Oh, and don't even get me started on those cast members that come into the house swearing they won't cheat on their partners back home. The stopwatch begins as soon as they get off the plane.

So far I can tell, the guys (Dunbar (who will cheat on his gf by episode 6), Isaac (the seemingly levelheaded stud), Cohutta (the not-so-dumb redneck because he knows when to keep his mouth shut)) might actually be okay so far, or, should I say, at least there's no Tyrie. Then again, Davis seemed cool at first too but that sort of turned out to be a disaster later on.

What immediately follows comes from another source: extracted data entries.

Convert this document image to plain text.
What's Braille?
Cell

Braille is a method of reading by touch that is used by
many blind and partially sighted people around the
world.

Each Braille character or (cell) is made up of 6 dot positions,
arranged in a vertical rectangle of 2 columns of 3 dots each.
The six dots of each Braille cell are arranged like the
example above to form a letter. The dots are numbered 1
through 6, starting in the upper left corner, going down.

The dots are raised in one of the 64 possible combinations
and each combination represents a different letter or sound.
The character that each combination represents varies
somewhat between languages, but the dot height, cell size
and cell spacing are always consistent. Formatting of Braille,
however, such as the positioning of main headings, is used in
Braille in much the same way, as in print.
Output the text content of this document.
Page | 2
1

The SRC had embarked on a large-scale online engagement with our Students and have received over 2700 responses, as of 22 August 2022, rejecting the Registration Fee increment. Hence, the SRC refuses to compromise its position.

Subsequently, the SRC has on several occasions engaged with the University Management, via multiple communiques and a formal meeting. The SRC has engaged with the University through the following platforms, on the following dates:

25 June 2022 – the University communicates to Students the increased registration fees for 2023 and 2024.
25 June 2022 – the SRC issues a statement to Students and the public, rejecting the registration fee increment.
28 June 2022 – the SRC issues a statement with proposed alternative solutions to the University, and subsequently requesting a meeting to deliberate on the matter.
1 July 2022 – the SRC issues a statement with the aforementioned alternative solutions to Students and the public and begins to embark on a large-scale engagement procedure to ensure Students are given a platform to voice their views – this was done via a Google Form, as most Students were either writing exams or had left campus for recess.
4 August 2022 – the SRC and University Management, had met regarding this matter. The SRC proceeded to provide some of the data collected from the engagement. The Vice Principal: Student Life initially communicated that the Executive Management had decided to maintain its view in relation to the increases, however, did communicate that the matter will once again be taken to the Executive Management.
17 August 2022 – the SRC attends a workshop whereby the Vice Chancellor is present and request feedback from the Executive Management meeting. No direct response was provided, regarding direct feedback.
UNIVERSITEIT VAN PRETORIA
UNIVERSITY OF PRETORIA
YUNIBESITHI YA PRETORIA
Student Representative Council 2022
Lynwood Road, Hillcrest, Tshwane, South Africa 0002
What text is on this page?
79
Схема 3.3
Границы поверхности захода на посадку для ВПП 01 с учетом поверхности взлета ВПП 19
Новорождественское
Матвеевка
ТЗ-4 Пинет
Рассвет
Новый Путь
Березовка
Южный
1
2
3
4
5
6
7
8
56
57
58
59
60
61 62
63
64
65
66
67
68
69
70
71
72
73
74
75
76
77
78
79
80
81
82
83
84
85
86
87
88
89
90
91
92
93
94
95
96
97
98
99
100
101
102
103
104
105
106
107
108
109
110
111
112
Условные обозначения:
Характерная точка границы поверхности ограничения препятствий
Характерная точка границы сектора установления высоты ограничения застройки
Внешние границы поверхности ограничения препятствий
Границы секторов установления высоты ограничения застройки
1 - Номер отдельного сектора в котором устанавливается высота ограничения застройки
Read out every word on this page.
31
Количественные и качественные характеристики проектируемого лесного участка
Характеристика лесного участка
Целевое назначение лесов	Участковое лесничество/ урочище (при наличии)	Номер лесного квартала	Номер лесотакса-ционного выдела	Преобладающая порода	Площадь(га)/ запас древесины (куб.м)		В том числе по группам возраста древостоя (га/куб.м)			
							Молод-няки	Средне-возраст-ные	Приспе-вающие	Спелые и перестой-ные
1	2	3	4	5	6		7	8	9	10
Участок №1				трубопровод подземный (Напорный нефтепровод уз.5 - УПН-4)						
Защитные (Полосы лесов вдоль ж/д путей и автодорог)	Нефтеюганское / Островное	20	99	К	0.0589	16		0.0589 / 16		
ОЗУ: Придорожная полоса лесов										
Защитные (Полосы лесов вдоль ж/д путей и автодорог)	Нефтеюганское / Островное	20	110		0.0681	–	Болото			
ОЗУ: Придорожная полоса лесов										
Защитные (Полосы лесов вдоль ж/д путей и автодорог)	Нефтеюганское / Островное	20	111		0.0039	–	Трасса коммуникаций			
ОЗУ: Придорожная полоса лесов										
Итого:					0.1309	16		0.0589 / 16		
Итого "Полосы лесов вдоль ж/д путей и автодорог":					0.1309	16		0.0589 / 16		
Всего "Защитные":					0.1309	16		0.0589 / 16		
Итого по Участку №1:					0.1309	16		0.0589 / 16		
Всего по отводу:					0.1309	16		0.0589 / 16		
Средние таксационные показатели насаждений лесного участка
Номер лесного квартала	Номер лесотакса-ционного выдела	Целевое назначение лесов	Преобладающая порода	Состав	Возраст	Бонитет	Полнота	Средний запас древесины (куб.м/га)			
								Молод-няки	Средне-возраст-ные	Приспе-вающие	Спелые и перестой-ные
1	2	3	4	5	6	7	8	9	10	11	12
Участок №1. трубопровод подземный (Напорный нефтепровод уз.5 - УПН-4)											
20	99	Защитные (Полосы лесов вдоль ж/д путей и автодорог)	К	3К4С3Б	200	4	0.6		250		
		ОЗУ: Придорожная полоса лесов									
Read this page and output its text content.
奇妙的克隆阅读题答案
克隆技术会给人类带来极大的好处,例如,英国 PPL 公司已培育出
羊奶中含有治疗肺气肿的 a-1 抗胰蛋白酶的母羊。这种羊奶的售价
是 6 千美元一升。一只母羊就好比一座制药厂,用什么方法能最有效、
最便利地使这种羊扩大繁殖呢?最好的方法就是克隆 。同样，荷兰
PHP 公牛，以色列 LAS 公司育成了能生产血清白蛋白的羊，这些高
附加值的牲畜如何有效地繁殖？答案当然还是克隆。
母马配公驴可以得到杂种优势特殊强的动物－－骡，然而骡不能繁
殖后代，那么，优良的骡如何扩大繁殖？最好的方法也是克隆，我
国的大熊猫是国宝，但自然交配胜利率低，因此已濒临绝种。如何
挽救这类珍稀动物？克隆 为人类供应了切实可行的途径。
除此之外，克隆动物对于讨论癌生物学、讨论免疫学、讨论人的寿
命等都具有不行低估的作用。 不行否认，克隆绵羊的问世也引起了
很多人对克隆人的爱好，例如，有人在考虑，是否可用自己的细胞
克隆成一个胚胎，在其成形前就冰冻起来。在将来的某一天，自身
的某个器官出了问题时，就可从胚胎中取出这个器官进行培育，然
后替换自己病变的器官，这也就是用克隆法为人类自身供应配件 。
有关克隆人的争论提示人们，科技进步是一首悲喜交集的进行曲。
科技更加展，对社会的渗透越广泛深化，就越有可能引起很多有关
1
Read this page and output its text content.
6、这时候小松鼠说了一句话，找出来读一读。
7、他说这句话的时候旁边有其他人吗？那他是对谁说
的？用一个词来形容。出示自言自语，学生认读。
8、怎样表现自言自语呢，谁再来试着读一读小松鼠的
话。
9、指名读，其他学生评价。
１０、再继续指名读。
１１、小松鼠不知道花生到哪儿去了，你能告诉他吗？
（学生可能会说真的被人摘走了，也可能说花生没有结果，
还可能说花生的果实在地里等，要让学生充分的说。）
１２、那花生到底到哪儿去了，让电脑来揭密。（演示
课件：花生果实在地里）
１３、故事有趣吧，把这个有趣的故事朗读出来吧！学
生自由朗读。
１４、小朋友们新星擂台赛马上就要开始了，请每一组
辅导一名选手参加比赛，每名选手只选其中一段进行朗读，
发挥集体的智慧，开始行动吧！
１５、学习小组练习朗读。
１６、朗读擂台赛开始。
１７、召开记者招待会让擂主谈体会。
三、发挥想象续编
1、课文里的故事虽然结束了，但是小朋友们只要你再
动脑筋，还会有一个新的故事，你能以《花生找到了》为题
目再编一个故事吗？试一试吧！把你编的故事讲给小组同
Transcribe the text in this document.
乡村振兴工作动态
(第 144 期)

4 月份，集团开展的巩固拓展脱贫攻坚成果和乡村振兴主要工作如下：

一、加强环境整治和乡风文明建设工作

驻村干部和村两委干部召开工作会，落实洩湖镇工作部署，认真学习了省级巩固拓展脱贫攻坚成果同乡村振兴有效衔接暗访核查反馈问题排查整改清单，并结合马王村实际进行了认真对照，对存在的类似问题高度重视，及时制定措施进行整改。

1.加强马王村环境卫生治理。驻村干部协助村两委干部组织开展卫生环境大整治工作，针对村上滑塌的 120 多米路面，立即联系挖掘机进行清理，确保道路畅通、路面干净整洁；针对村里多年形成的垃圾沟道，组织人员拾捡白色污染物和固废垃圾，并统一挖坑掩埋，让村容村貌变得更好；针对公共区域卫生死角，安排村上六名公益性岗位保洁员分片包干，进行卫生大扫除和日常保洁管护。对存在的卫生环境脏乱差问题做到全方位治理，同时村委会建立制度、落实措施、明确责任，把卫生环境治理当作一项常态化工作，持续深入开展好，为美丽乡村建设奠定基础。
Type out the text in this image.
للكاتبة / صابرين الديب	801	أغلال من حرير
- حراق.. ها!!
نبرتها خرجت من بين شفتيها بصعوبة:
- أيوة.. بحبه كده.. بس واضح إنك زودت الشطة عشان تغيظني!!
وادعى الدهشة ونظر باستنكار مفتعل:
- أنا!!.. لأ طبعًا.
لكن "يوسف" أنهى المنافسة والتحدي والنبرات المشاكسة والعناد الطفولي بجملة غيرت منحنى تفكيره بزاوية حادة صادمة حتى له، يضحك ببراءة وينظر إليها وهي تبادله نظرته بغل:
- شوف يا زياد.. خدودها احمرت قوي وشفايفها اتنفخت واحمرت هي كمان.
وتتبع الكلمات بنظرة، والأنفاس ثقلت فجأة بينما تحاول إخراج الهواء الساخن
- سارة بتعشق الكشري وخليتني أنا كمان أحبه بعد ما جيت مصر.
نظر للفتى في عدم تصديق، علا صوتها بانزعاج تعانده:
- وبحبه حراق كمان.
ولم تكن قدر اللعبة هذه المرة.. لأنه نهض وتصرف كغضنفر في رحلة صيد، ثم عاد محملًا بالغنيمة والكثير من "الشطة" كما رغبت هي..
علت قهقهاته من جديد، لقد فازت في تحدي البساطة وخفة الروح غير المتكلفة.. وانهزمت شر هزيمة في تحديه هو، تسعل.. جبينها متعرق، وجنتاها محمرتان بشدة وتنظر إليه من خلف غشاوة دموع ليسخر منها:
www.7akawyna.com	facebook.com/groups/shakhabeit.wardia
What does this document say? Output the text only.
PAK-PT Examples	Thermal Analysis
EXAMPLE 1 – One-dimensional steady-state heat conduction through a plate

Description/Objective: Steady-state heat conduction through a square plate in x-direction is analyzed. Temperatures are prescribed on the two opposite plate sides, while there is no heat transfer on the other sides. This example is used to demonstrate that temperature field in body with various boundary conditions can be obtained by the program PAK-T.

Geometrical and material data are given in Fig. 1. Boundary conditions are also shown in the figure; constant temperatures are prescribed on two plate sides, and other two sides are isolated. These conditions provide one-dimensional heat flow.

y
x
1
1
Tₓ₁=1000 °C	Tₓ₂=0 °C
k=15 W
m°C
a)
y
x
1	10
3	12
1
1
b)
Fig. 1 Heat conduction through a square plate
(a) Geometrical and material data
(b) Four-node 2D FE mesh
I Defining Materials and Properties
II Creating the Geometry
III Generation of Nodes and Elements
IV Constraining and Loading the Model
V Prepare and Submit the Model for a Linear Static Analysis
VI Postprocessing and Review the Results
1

Plus if I had to side with the war ALREADY going on between the girls Trisha (the will be boyfriend cheater/I was on a "break") and KellyAnne (the slutty drunk) vs. Parisa (the I'm way to smart for this house and tells the dumb girls that) and Shauvon (the big boobed blonde that might have a brain)(though I know, it's really Parisa vs. the silly girls really), I'll lean towards Parisa and Shauvon for now, even though I know Parisa has a chip on her shoulder. Plus Shauvon has great big knockers yet despite being the Samantha Jones of the group and sleeping with Isaac right away, seems pretty reasonably levelheaded. For now. Still, I can barely tell Shauvon and Trisha apart yet.









Scooter McGavin said...

I catched just a couple minutes of this the other day and it may have been the funniest thing I have seen all summer. I missed the actual fight, but when I turned on random frat boy number #1 was apoligizing to ditzy blond #2 for calling her a dergoitory name for a woman (I want to say slut but I can't fully remember), then continued to apoligize but saying that was his go to word when angry with a female and then said at least he stopped at that because he usually continues calling them other derogitory names and then proceeds to list them all (a good ten more) half of which are bleeped out and with every passing new name the ditzy blond #2 gets more and more upset, crying even harder. I'm not sure if token frat boy #1 was passively agressively giving the apology, drunk, or a complete moron, but I hope this guy is on the next 10 RW/RR Challenges.

Vance said...

I love that these people now can live the rest of their lives competing for RR/RW Challenge money now! Seriously, those shows and RW are CRACK.